Pourtant, la production reste marginale. Selon l’Association du transport aérien international (IATA), elle était d’environ 1,9 million de tonnes en 2025, soit environ 2,4 milliards de litres, ce qui ne représenterait que 0,6 % de la consommation mondiale de carburant d’aviation. Malgré une progression attendue à 0,8 % en 2026, ces volumes restent très éloignés des besoins du secteur, estimés à 450 milliards de litres par an pour atteindre les objectifs climatiques à horizon 2050.
Un potentiel africain encore largement inexploité
En Afrique, cette industrie reste embryonnaire malgré un potentiel significatif. Le continent dispose de ressources en biomasse, d’huiles usagées et de capacités agricoles importantes. Selon le Fonds mondial pour la nature (WWF), l’Afrique du Sud pourrait produire jusqu’à 3,2 milliards de litres de SAF par an dans des conditions durables, voire 4,5 milliards avec l’intégration de l’hydrogène vert. Dans le même temps, la croissance du trafic aérien africain, estimée à 5,7% par an jusqu’en 2034, devrait renforcer la demande, avec un doublement attendu du nombre de passagers d’ici 2040.

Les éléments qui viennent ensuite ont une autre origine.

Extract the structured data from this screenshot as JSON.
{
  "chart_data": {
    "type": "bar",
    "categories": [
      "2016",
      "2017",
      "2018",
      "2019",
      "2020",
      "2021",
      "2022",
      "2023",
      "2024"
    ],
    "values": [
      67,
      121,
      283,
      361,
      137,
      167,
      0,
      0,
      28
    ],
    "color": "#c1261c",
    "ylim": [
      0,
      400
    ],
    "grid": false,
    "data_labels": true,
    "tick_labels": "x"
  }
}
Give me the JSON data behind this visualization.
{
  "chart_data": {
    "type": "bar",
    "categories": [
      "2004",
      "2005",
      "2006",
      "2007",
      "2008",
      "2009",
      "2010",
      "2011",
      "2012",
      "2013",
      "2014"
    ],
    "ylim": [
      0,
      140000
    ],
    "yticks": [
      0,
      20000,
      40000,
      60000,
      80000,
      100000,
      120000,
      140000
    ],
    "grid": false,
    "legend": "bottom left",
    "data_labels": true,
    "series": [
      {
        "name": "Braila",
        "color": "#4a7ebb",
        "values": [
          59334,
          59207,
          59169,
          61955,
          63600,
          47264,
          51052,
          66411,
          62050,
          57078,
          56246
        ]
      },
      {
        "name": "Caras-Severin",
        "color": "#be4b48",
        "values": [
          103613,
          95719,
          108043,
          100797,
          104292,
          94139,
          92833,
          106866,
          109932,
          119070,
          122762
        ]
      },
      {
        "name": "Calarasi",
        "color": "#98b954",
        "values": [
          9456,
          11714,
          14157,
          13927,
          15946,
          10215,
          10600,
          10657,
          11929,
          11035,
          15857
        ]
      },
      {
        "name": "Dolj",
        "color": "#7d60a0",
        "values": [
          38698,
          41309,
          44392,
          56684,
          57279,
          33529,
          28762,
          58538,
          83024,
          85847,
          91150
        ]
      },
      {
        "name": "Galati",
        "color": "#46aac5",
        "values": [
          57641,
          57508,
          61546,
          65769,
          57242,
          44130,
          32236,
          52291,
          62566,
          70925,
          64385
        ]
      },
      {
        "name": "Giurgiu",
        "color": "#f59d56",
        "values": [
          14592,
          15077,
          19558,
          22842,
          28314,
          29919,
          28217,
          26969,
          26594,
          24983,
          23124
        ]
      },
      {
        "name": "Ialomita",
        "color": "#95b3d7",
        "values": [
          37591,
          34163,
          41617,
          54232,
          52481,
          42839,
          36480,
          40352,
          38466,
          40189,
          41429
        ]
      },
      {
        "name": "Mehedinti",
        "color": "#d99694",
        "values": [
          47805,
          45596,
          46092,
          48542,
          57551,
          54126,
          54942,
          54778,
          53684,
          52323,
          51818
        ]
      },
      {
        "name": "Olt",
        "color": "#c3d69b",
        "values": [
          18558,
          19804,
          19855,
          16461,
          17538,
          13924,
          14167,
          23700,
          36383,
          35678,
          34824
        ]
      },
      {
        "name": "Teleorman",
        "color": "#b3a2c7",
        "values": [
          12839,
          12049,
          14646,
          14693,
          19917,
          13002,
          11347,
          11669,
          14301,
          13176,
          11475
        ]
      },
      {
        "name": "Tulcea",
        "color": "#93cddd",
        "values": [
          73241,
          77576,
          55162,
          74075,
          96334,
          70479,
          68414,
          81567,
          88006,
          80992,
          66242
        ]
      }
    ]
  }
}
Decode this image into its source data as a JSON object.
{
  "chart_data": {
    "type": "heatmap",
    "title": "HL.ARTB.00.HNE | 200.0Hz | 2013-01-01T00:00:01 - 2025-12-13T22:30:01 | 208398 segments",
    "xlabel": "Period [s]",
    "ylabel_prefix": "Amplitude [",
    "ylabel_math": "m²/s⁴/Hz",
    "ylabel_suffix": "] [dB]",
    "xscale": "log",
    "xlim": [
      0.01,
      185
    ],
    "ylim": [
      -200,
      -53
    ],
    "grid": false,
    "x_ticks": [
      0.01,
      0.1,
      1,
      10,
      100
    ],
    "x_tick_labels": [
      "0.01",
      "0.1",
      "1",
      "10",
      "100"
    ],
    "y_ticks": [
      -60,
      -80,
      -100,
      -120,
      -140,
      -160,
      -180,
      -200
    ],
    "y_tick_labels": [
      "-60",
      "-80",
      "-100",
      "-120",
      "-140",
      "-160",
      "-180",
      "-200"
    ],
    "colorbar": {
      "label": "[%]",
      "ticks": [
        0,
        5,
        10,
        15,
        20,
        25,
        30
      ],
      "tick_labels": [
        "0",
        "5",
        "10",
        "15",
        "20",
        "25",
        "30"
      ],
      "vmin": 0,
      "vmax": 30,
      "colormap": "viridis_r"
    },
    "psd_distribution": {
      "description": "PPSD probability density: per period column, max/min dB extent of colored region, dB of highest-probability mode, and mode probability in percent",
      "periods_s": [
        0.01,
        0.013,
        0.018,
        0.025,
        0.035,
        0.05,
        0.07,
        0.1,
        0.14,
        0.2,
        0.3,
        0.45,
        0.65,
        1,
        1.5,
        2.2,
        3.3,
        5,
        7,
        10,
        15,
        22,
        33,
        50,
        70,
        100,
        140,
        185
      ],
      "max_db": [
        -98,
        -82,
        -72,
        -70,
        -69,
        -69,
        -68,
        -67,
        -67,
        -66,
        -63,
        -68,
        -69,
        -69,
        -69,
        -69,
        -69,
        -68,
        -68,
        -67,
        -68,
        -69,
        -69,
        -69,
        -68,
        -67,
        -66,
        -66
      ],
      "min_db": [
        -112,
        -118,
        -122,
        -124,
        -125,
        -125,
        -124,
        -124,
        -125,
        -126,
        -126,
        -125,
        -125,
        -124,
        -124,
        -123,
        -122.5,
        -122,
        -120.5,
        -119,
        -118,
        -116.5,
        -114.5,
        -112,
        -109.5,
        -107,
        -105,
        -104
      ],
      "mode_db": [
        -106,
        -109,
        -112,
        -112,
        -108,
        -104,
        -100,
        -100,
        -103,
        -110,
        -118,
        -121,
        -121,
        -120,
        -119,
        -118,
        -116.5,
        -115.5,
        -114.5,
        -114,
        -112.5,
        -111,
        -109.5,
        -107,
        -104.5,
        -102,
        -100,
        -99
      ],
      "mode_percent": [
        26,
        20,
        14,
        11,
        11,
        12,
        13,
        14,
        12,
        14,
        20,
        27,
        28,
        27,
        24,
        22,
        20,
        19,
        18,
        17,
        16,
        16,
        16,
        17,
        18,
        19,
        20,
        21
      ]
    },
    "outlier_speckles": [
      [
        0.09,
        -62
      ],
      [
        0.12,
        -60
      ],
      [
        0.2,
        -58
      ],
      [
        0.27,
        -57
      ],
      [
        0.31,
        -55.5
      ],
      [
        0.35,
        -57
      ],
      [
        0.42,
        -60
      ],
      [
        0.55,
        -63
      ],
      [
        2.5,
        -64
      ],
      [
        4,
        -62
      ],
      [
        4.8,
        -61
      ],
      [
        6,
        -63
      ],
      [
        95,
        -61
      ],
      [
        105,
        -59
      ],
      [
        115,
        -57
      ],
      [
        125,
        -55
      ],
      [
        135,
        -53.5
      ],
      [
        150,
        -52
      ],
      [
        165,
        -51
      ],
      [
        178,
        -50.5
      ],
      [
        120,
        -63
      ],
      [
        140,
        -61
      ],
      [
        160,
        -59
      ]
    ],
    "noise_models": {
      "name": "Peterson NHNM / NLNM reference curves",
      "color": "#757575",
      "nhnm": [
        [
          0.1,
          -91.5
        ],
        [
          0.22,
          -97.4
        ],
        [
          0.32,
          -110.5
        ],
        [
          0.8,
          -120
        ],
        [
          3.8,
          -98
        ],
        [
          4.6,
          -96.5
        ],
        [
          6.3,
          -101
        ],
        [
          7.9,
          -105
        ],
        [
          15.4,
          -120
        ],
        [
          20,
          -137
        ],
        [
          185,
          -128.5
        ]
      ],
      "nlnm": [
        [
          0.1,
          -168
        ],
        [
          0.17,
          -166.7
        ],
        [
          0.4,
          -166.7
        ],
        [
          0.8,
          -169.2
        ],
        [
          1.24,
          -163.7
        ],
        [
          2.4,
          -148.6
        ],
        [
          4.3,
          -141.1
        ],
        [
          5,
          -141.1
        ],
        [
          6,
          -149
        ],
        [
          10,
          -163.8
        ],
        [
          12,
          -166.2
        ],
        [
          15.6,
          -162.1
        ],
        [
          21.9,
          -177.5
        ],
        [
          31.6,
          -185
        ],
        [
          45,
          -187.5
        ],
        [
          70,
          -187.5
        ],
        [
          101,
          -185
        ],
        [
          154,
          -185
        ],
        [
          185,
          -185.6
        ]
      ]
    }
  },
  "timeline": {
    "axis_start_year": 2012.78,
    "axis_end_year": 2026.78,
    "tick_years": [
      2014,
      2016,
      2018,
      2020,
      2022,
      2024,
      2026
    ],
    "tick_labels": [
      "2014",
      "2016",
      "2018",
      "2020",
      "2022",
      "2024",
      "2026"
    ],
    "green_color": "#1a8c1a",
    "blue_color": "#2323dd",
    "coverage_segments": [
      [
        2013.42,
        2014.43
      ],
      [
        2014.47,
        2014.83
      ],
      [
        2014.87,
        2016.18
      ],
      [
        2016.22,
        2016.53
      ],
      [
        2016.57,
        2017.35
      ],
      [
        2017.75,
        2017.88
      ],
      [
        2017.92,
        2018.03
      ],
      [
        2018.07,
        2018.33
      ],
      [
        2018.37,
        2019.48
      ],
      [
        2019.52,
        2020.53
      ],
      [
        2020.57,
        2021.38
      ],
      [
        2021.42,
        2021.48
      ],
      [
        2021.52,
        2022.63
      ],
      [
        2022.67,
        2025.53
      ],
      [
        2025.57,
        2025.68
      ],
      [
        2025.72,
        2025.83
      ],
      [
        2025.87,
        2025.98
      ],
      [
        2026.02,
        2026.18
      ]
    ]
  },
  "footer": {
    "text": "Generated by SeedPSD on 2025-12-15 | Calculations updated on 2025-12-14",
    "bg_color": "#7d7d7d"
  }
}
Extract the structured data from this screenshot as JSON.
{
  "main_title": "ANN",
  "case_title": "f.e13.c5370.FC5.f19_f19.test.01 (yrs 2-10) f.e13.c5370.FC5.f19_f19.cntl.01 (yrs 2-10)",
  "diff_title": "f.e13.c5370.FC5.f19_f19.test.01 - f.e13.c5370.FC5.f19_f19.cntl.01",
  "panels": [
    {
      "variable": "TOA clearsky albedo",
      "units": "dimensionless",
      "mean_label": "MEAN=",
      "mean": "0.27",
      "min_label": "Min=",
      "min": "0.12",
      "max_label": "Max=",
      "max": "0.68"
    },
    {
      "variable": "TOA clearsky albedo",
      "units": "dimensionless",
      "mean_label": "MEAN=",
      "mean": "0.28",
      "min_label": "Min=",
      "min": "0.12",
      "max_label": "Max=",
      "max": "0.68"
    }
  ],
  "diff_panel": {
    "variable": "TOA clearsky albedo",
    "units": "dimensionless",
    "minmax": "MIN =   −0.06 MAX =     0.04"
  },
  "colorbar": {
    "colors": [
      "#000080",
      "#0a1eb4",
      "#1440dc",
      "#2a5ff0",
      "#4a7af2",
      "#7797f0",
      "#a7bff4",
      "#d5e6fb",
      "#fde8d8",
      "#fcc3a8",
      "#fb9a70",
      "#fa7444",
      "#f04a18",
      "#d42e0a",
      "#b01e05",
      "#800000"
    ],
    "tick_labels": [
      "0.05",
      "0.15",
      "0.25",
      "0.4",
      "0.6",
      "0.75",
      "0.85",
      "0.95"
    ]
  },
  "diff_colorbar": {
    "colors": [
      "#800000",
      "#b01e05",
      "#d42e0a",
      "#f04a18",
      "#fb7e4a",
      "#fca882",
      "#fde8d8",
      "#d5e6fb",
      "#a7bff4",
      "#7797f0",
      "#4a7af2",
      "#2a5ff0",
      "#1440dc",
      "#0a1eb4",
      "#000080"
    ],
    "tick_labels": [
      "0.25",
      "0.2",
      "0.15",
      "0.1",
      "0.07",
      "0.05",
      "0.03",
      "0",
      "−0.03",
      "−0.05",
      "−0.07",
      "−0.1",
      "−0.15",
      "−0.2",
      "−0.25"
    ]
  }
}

Néanmoins, la structuration de cette filière dépendra de plusieurs conditions. Selon l’Agence internationale de l’énergie (AIE), l’année dernière les coûts de production du SAF étaient entre 2,7 et 3,8 fois supérieurs à ceux des carburants fossiles, tandis que les investissements nécessaires pour atteindre les objectifs mondiaux sont estimés à 1 500 milliards USD (environ 1 283 milliards d’euros) d’ici 2035.
Des politiques publiques incitatives, des mécanismes de financement et des obligations d’incorporation seront déterminants pour soutenir la demande et sécuriser les investissements. L’Agence internationale pour les énergies renouvelables (IRENA) plaide pour un quadruplement de la production mondiale de carburants durables d’ici 2035.
Dans ce contexte, l’initiative de Sasol illustre une tentative de positionnement industriel sur une filière appelée à croître rapidement, mais dont l’essor dépendra avant tout de la capacité à aligner politiques publiques, compétitivité des coûts et mobilisation des capitaux.